Today that view of Obama is harder to find in Indiana. A couple of weeks back and a dozen miles west of Elkhart, hundreds gathered in another school gym — except this time it was for a job fair. With the local unemployment rate above 12% and rising again this summer, about a third of the employer display tables stood empty. Julie Griffin, who voted for Obama in '08, sat down at the room's edge, well dressed and discouraged. After 23 years as a payroll administrator at a local RV plant, she got laid off 18 months ago. "Really, what has he been doing?" she said when I asked about Obama's efforts to help people like her. "I guess I don't know what he is doing." (See TIME's 2008 Person of the Year: Barack Obama.)

Across the gym floor, Joe Donnelly, Elkhart's pro-life, pro-gun Democratic Congressman, worked the crowd. He was part of the moderate wave that won Congress for Nancy Pelosi in '06, and he was re-elected with 67% of the vote while campaigning for Obama in '08. The President has since returned to the region three times, but Donnelly is nonetheless fighting for his political life. In a recent television ad, an unflattering photo of Obama and Pelosi flashes while Donnelly condemns "the Washington crowd." This is basically a Democratic campaign slogan now: Don't blame me for Obama and Pelosi. "I'm not one of them," Donnelly told me when I caught up with him. "I'm one of us."

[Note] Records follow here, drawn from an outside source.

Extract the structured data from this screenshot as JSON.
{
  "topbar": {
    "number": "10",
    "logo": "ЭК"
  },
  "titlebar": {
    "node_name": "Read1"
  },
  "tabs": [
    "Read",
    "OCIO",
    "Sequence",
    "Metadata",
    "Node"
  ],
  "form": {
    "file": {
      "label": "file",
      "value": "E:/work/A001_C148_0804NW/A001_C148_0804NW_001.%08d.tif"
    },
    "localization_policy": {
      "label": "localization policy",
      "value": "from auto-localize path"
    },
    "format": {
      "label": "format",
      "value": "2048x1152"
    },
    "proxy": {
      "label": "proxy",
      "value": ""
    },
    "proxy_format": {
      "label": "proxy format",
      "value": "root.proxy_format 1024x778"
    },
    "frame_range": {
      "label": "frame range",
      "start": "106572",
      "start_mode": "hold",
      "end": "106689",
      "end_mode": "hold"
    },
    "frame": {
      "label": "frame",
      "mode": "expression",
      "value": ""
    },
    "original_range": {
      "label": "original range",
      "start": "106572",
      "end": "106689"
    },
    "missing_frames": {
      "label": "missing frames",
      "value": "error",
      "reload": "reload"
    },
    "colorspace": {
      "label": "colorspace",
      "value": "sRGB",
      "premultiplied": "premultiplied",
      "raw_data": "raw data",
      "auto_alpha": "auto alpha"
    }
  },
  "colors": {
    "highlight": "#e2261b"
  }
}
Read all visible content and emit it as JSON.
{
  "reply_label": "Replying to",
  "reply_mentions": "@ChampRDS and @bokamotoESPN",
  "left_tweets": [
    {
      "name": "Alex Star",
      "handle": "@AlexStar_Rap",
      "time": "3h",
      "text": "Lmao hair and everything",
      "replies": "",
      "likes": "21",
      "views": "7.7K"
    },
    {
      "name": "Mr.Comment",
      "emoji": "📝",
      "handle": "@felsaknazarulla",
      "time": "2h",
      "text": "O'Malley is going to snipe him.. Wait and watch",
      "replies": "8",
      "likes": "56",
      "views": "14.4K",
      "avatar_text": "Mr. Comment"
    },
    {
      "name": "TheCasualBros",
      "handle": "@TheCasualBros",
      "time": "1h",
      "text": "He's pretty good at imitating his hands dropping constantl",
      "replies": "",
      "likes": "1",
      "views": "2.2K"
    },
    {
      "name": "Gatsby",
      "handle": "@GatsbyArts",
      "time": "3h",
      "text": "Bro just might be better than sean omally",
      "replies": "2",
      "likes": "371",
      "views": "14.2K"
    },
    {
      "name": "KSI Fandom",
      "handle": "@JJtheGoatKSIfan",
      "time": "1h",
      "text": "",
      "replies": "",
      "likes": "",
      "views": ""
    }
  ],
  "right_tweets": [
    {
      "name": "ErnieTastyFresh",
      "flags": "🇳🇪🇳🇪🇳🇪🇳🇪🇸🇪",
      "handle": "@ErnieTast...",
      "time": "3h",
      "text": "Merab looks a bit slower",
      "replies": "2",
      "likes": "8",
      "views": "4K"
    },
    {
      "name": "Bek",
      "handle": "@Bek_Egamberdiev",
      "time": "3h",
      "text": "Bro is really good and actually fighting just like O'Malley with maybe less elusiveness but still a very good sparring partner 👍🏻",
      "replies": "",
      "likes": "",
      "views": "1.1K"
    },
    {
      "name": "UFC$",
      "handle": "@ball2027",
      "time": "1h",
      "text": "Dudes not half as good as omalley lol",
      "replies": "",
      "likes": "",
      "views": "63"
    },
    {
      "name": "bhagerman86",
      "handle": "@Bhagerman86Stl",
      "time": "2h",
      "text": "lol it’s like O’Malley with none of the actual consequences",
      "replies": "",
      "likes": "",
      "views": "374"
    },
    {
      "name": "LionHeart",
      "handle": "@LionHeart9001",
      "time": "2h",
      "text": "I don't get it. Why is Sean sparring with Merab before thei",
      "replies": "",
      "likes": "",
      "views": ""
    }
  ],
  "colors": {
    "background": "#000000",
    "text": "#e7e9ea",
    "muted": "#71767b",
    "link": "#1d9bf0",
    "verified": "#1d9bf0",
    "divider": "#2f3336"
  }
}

This shift in perception — from Obama as political savior to Obama as creature of Washington — can be seen elsewhere. When Obama arrived in office in January '09, his Gallup approval rating stood at 68%, a high for a newly elected leader not seen since John Kennedy in 1961. Today Obama's job approval has been hovering in the mid-40s, which means that at least 1 in 4 Americans has changed his or her mind. The plunge has been particularly dramatic among independents, whites and those under age 30. With midterm elections just nine weeks off, instead of the generational transformation some Democrats predicted after 2008, the President's party teeters on the brink of a broad setback in November, including the possible loss of both houses of Congress. By a 10-point margin, people say they will vote for Republicans over Democrats in Congress, the largest such gap ever recorded by Gallup.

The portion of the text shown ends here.